Let’s Get Real: Creating A Marketing Plan That Works

Marketing Planning

There are about a zillion marketing structures from which to build a marketing plan. One plan has five steps, one has seven steps, one has fourteen steps and one has only two steps. If we took a vote, it’s likely the plan with two steps would handily win. 

Most marketing plans begin with an executive overview, followed by a situation analysis, market analysis, market strategy, financial analysis, and conclude with implementation and control. This sample would be a “medium-sized” model, if you think of it in fast-food terminology. It’s difficult to imagine working to complete the “super-sized” model, and yet, some of us do exactly that. Why have today’s marketing strategies become lengthy and, truthfully, sometimes convoluted? Let’s get real. 

The concept of marketing came into use in the 1500s, as noted in the Ancient Nordic branding of cattle and Egyptian oil bottles labeled with the seller’s name and brand. Those savvy businesspeople were already aware of steps three and four of the marketing plan. Through the years, some MBA brains came up with “eras of marketing” that included product-centric marketing, customer-centric marketing, human-centered marketing, from traditional-to-digital marketing, and, finally, “technology at the center of humanity” model. And, while all of the ages and eras are probably accurate, it’s daunting to consider the complexity of the process. Again, let’s get real.

It all starts with an excellent business plan, such as one of these business plan examples, followed by the implementation of a marketing plan, customized to reflect your product or service. Let’s look at the structure of this marketing plan example: 

1. Highlight Differentiation

How you differentiate your product or service from that of others will be a major factor in whether or not it will sell. Consumers are looking for the best: the best product with the best features for the best price.

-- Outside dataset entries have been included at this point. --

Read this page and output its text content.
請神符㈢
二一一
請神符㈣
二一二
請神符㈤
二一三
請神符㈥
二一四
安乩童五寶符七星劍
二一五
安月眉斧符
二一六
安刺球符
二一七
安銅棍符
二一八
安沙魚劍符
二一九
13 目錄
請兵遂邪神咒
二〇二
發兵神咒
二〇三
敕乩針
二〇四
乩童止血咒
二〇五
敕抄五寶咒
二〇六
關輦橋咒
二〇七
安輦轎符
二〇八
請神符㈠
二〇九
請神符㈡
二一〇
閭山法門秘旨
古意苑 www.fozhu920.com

If a product or service can be customized by the purchaser; even better. 

If you can highlight features, benefits, usages, or popular acceptance of the product or service that speaks to a unique offering of any kind, you have a better chance of positioning your product in a way that suggests, “special,” “niche,” or “exclusive”. Any of these words will place your offering into a position that is different and, therefore, more valuable than others. If, for example, you wanted to demonstrate how to start a trucking dispatch business online, you would probably have the only unique demonstration of that business online. This effort alone creates a standout experience for those who are searching for an item or service to purchase.  

2. Create an Online Storm

Your potential customers are online and they are ready to buy. Did you know more than 60% of all product searches online result in a purchase? Dust off your website, create an inviting presence, ensure your “Buy Now” button is linked and ready to go, because a great product demonstration online will bring buyers to your door. Use search engine optimization (SEO) and ensure any images and content are compressed and being properly cached on your website (speeds will increase as a result).  

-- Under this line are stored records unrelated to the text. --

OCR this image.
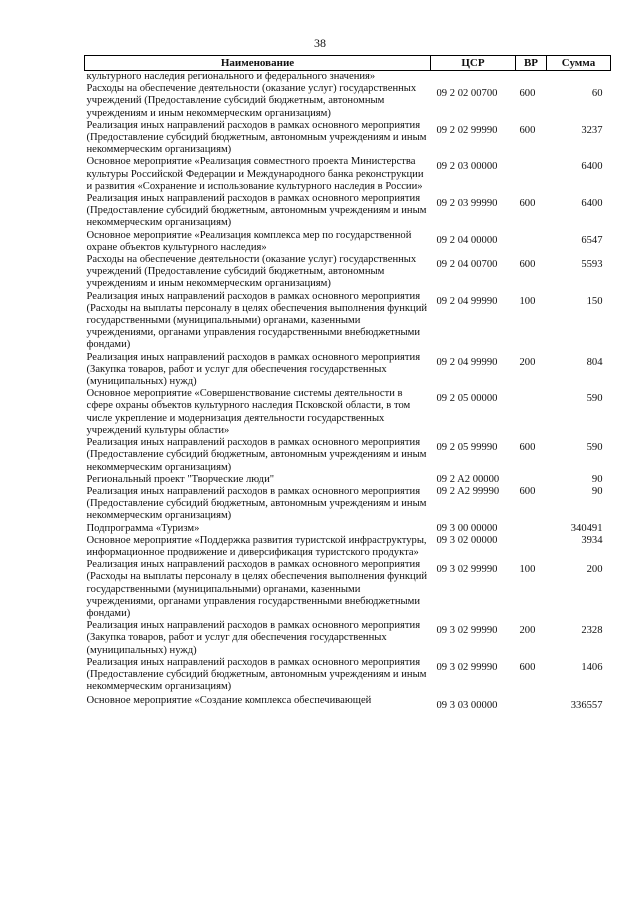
38
Наименование	ЦСР	ВР	Сумма
культурного наследия регионального и федерального значения»			
Расходы на обеспечение деятельности (оказание услуг) государственных учреждений (Предоставление субсидий бюджетным, автономным учреждениям и иным некоммерческим организациям)	09 2 02 00700	600	60
Реализация иных направлений расходов в рамках основного мероприятия (Предоставление субсидий бюджетным, автономным учреждениям и иным некоммерческим организациям)	09 2 02 99990	600	3237
Основное мероприятие «Реализация совместного проекта Министерства культуры Российской Федерации и Международного банка реконструкции и развития «Сохранение и использование культурного наследия в России»	09 2 03 00000		6400
Реализация иных направлений расходов в рамках основного мероприятия (Предоставление субсидий бюджетным, автономным учреждениям и иным некоммерческим организациям)	09 2 03 99990	600	6400
Основное мероприятие «Реализация комплекса мер по государственной охране объектов культурного наследия»	09 2 04 00000		6547
Расходы на обеспечение деятельности (оказание услуг) государственных учреждений (Предоставление субсидий бюджетным, автономным учреждениям и иным некоммерческим организациям)	09 2 04 00700	600	5593
Реализация иных направлений расходов в рамках основного мероприятия (Расходы на выплаты персоналу в целях обеспечения выполнения функций государственными (муниципальными) органами, казенными учреждениями, органами управления государственными внебюджетными фондами)	09 2 04 99990	100	150
Реализация иных направлений расходов в рамках основного мероприятия (Закупка товаров, работ и услуг для обеспечения государственных (муниципальных) нужд)	09 2 04 99990	200	804
Основное мероприятие «Совершенствование системы деятельности в сфере охраны объектов культурного наследия Псковской области, в том числе укрепление и модернизация деятельности государственных учреждений культуры области»	09 2 05 00000		590
Реализация иных направлений расходов в рамках основного мероприятия (Предоставление субсидий бюджетным, автономным учреждениям и иным некоммерческим организациям)	09 2 05 99990	600	590
Региональный проект "Творческие люди"	09 2 A2 00000		90
Реализация иных направлений расходов в рамках основного мероприятия (Предоставление субсидий бюджетным, автономным учреждениям и иным некоммерческим организациям)	09 2 A2 99990	600	90
Подпрограмма «Туризм»	09 3 00 00000		340491
Основное мероприятие «Поддержка развития туристской инфраструктуры, информационное продвижение и диверсификация туристского продукта»	09 3 02 00000		3934
Реализация иных направлений расходов в рамках основного мероприятия (Расходы на выплаты персоналу в целях обеспечения выполнения функций государственными (муниципальными) органами, казенными учреждениями, органами управления государственными внебюджетными фондами)	09 3 02 99990	100	200
Реализация иных направлений расходов в рамках основного мероприятия (Закупка товаров, работ и услуг для обеспечения государственных (муниципальных) нужд)	09 3 02 99990	200	2328
Реализация иных направлений расходов в рамках основного мероприятия (Предоставление субсидий бюджетным, автономным учреждениям и иным некоммерческим организациям)	09 3 02 99990	600	1406
Основное мероприятие «Создание комплекса обеспечивающей	09 3 03 00000		336557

3. Create Content for the Website

You’ll want to create text that is compelling and of interest to read, so ensure your first blog post is exciting and inviting. Gain readers by creating special offers for them online and create a sense of community with those who buy your products or services. Ask readers to send pictures of themselves using or wearing clothing items, playing with toys or educational products sold through your website, or demonstrating sporting goods equipment they may have purchased from your website. In short, anyone wearing or outfitted with your clothing should be properly represented online. 

4. Host Events at a Trade Show

One of the best methods to draw buyers to your product or service is via an event in or near your booth at a trade show. Buyers particularly appreciate champagne receptions, appetizer hours, wine and cheese parties…because they do not stop to eat a meal while at a trade show. Your fifteen minutes alone with buyers could seal your entire selling season. That and a few chicken salad mini sandwiches. 

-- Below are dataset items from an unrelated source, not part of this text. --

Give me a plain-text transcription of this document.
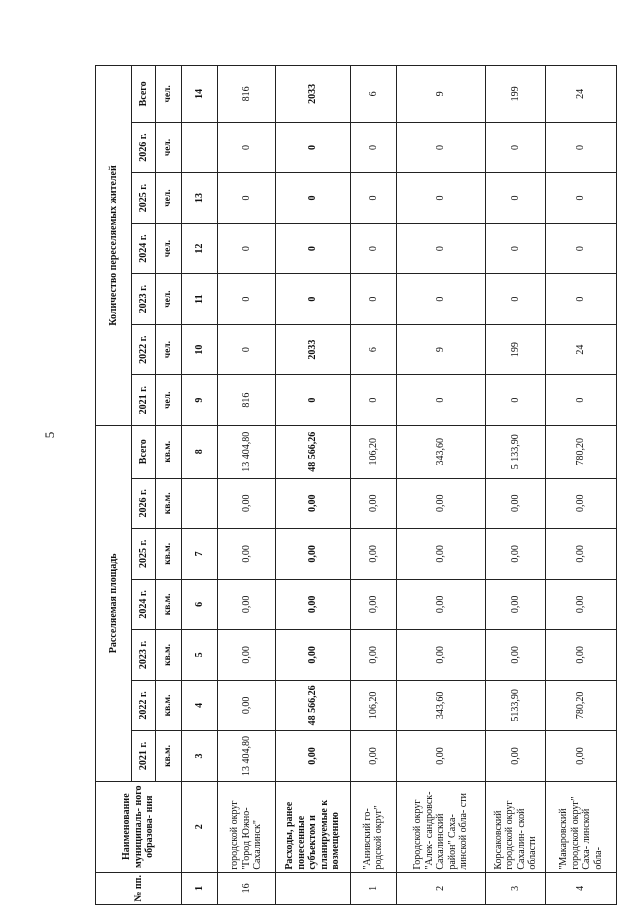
5
№ пп.	Наименование муниципаль- ного образова- ния	Расселяемая площадь							Количество переселяемых жителей						
		2021 г.	2022 г.	2023 г.	2024 г.	2025 г.	2026 г.	Всего	2021 г.	2022 г.	2023 г.	2024 г.	2025 г.	2026 г.	Всего
		кв.м.	кв.м.	кв.м.	кв.м.	кв.м.	кв.м.	кв.м.	чел.	чел.	чел.	чел.	чел.	чел.	чел.
1	2	3	4	5	6	7		8	9	10	11	12	13		14
16	городской округ "Город Южно- Сахалинск"	13 404,80	0,00	0,00	0,00	0,00	0,00	13 404,80	816	0	0	0	0	0	816
	Расходы, ранее понесенные субъектом и планируемые к возмещению	0,00	48 566,26	0,00	0,00	0,00	0,00	48 566,26	0	2033	0	0	0	0	2033
1	"Анивский го- родской округ"	0,00	106,20	0,00	0,00	0,00	0,00	106,20	0	6	0	0	0	0	6
2	Городской округ "Алек- сандровск- Сахалинский район" Саха- линской обла- сти	0,00	343,60	0,00	0,00	0,00	0,00	343,60	0	9	0	0	0	0	9
3	Корсаковский городской округ Сахалин- ской области	0,00	5133,90	0,00	0,00	0,00	0,00	5 133,90	0	199	0	0	0	0	199
4	"Макаровский городской округ" Саха- линской обла-	0,00	780,20	0,00	0,00	0,00	0,00	780,20	0	24	0	0	0	0	24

These marketing plan ideas are diverse and may not apply to all products or services; however, you can get a spark of an idea by viewing them. Take these and create your own, as you consider what will work best for your product or service, your own marketing plan and your best marketing or selling style. Let’s get real: create a marketing plan that works for you. 

The views expressed in this article are those of the authors and do not necessarily reflect the views or policies of The World Financial Review.